Ultrasonic Studios was a music recording studio in New Orleans, Louisiana, United States. The studio was located on Washington Avenue in the Uptown neighborhood near Xavier University. It was established in 1977 by Jay Gallager and George Hallowell. The studio was sold to the two Grammy Engineers, David Farrell and Steve Reynolds, who ran the day-to-day operations. They co-owned the studio. In 2005, the studio suffered major damage from the levee failure disaster flood during Hurricane Katrina, and has not been back in operation since. According to Jay Gallager in a 2007 interview, the building has knocked down following the hurricane. There are no plans to rebuild the building or restore the studio elsewhere. Farrell and Reynolds have moved on to other career paths.

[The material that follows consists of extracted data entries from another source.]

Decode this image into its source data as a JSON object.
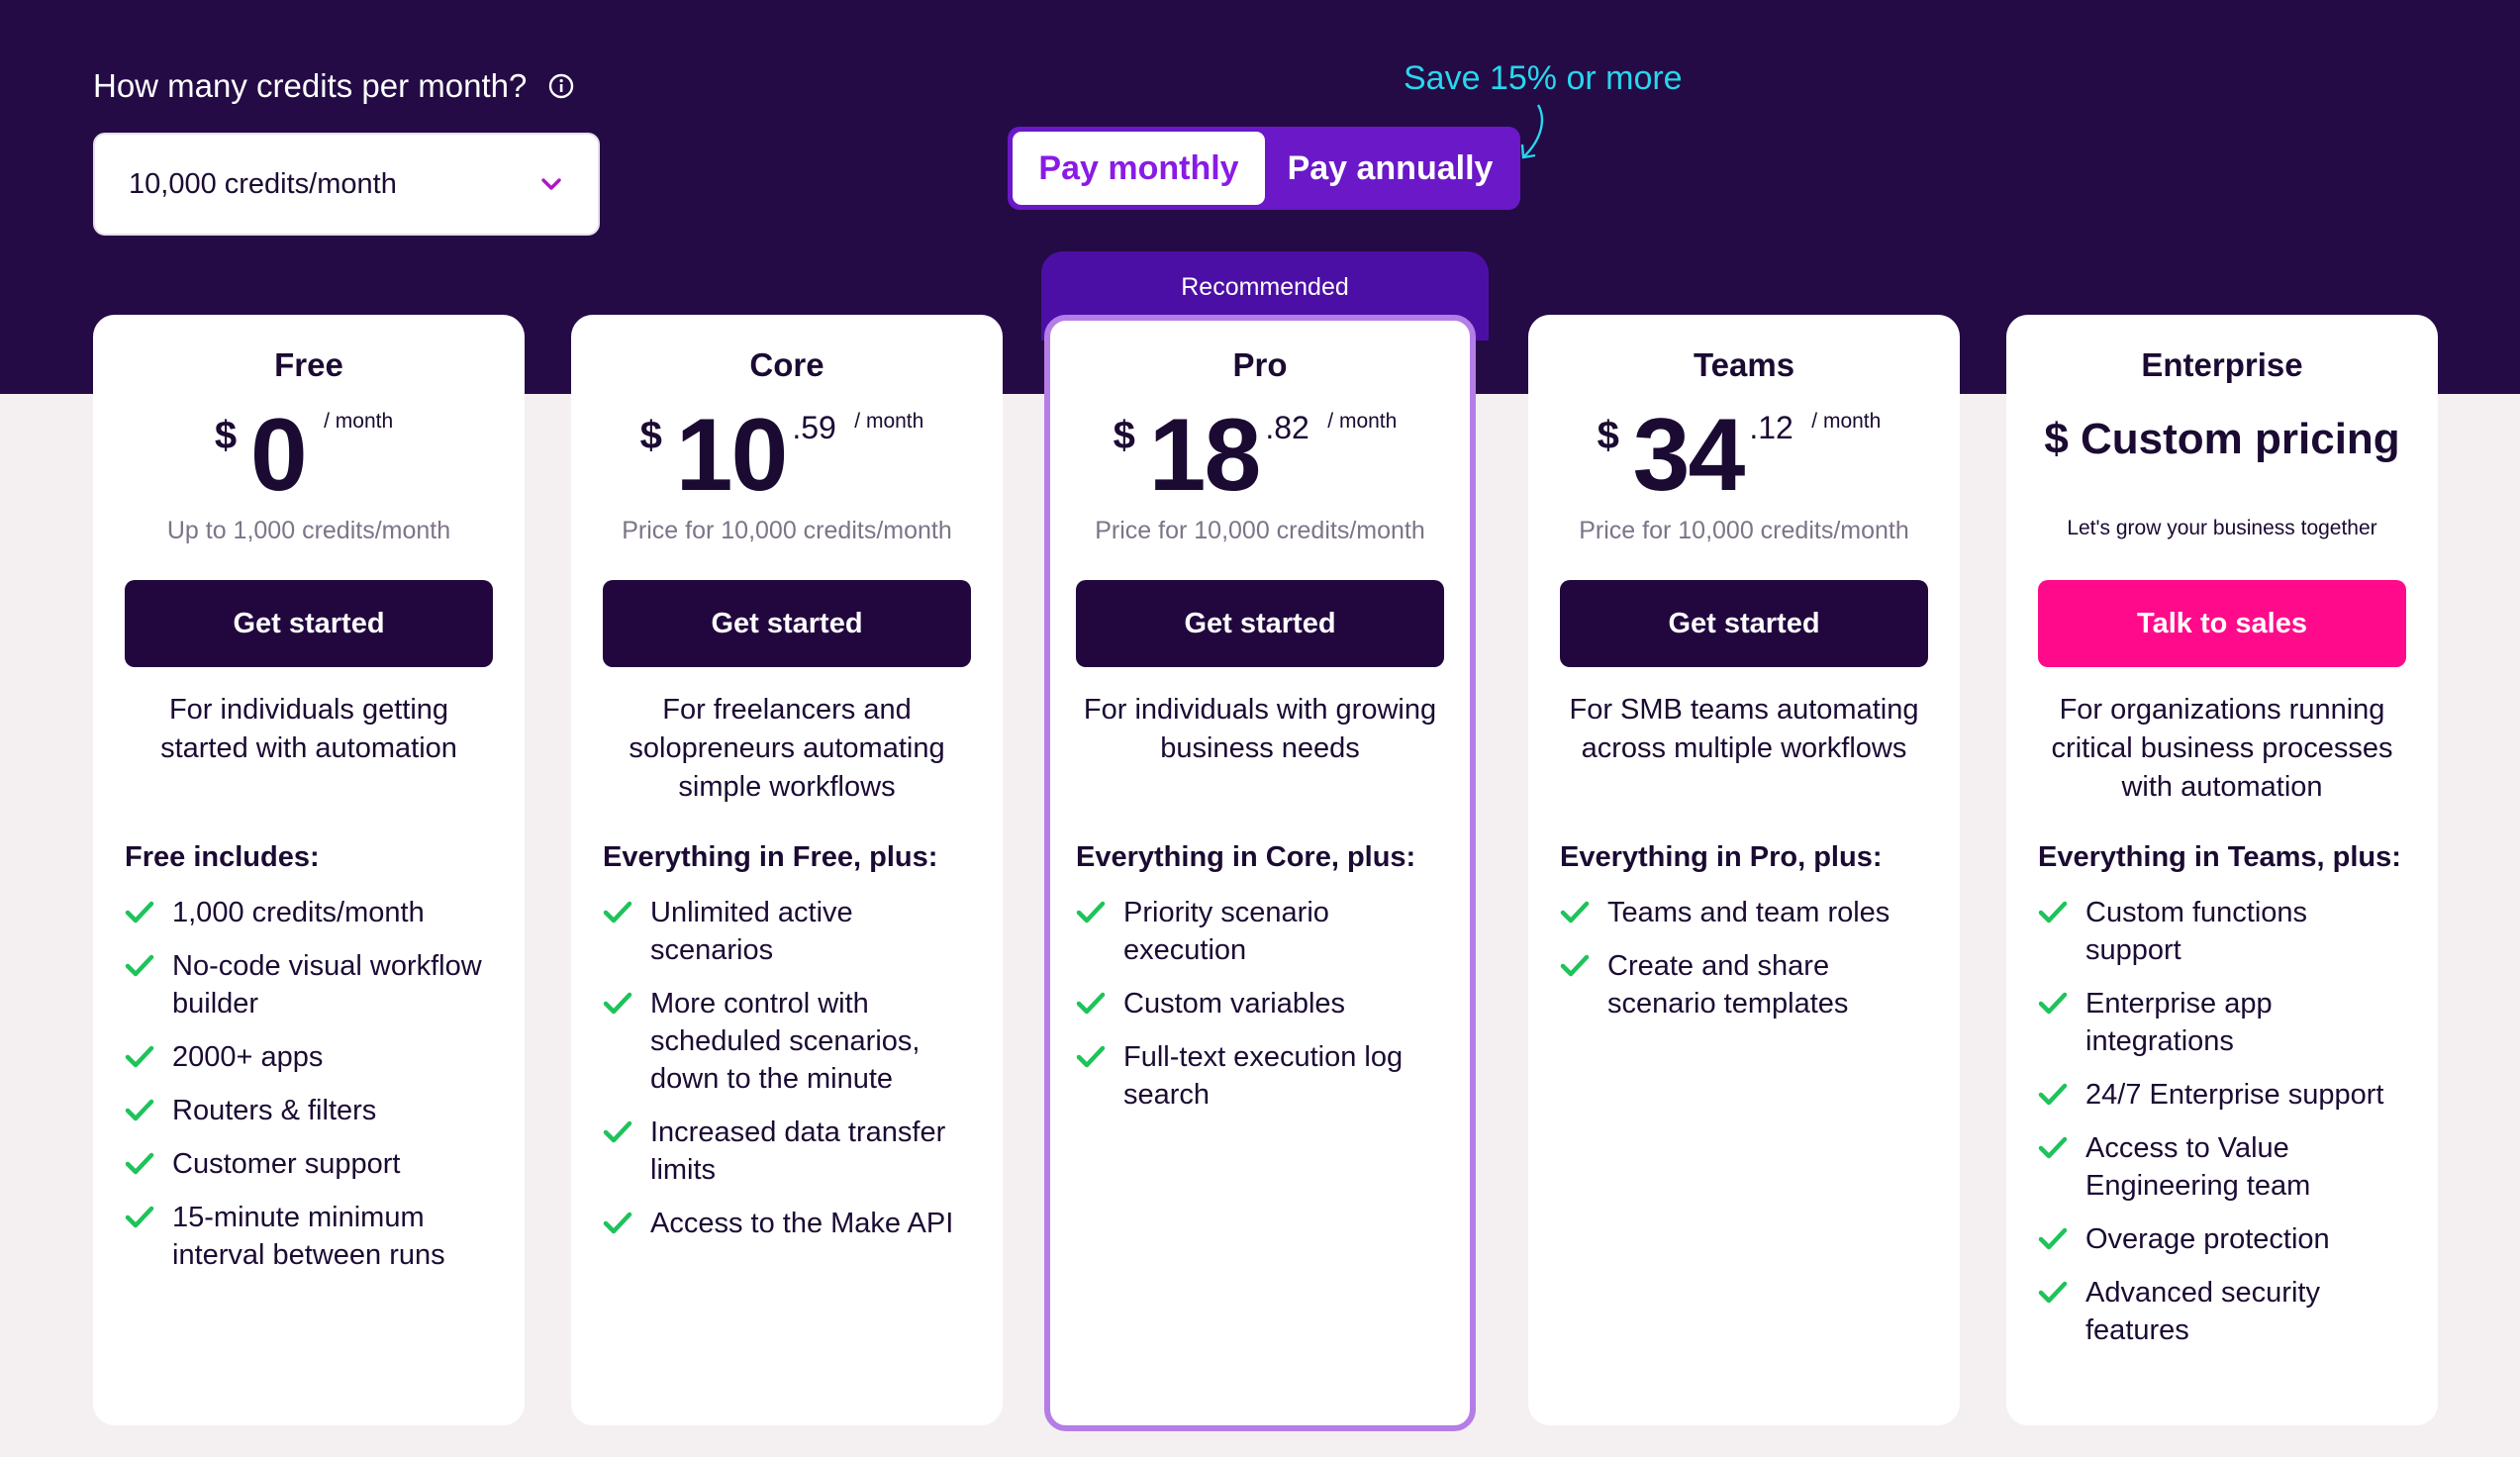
{
  "credits": {
    "question": "How many credits per month?",
    "selected": "10,000 credits/month"
  },
  "billing": {
    "save_note": "Save 15% or more",
    "monthly_label": "Pay monthly",
    "annual_label": "Pay annually"
  },
  "recommended_label": "Recommended",
  "plans": [
    {
      "name": "Free",
      "currency": "$",
      "whole": "0",
      "cents": "",
      "per": "/ month",
      "note": "Up to 1,000 credits/month",
      "cta": "Get started",
      "description": "For individuals getting started with automation",
      "includes_title": "Free includes:",
      "features": [
        "1,000 credits/month",
        "No-code visual workflow builder",
        "2000+ apps",
        "Routers & filters",
        "Customer support",
        "15-minute minimum interval between runs"
      ]
    },
    {
      "name": "Core",
      "currency": "$",
      "whole": "10",
      "cents": ".59",
      "per": "/ month",
      "note": "Price for 10,000 credits/month",
      "cta": "Get started",
      "description": "For freelancers and solopreneurs automating simple workflows",
      "includes_title": "Everything in Free, plus:",
      "features": [
        "Unlimited active scenarios",
        "More control with scheduled scenarios, down to the minute",
        "Increased data transfer limits",
        "Access to the Make API"
      ]
    },
    {
      "name": "Pro",
      "currency": "$",
      "whole": "18",
      "cents": ".82",
      "per": "/ month",
      "note": "Price for 10,000 credits/month",
      "cta": "Get started",
      "description": "For individuals with growing business needs",
      "includes_title": "Everything in Core, plus:",
      "features": [
        "Priority scenario execution",
        "Custom variables",
        "Full-text execution log search"
      ]
    },
    {
      "name": "Teams",
      "currency": "$",
      "whole": "34",
      "cents": ".12",
      "per": "/ month",
      "note": "Price for 10,000 credits/month",
      "cta": "Get started",
      "description": "For SMB teams automating across multiple workflows",
      "includes_title": "Everything in Pro, plus:",
      "features": [
        "Teams and team roles",
        "Create and share scenario templates"
      ]
    },
    {
      "name": "Enterprise",
      "custom_price": "$ Custom pricing",
      "note": "Let's grow your business together",
      "cta": "Talk to sales",
      "description": "For organizations running critical business processes with automation",
      "includes_title": "Everything in Teams, plus:",
      "features": [
        "Custom functions support",
        "Enterprise app integrations",
        "24/7 Enterprise support",
        "Access to Value Engineering team",
        "Overage protection",
        "Advanced security features"
      ]
    }
  ],
  "colors": {
    "hero": "#240b45",
    "accent_purple": "#8a1be6",
    "cta_dark": "#22073f",
    "cta_pink": "#ff0a8a",
    "check_green": "#1ec35a",
    "save_cyan": "#27d7ee"
  }
}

The studio has been the recording scene of thousands of noteworthy International and New Orleans & Louisiana music projects including Corey Harris' Fish Ain't Bitin', Dr. John's Goin' Back To New Orleans, James Booker's Classified, Clarence "Gatemouth" Brown's Gate Swings, Fats Domino's Alive and Kickin and The Dirty Dozen Brass Band's Jelly. Catholic recording artists The Dameans recorded their 1986 album "Light in the Darkness" at Ultrasonic Studios.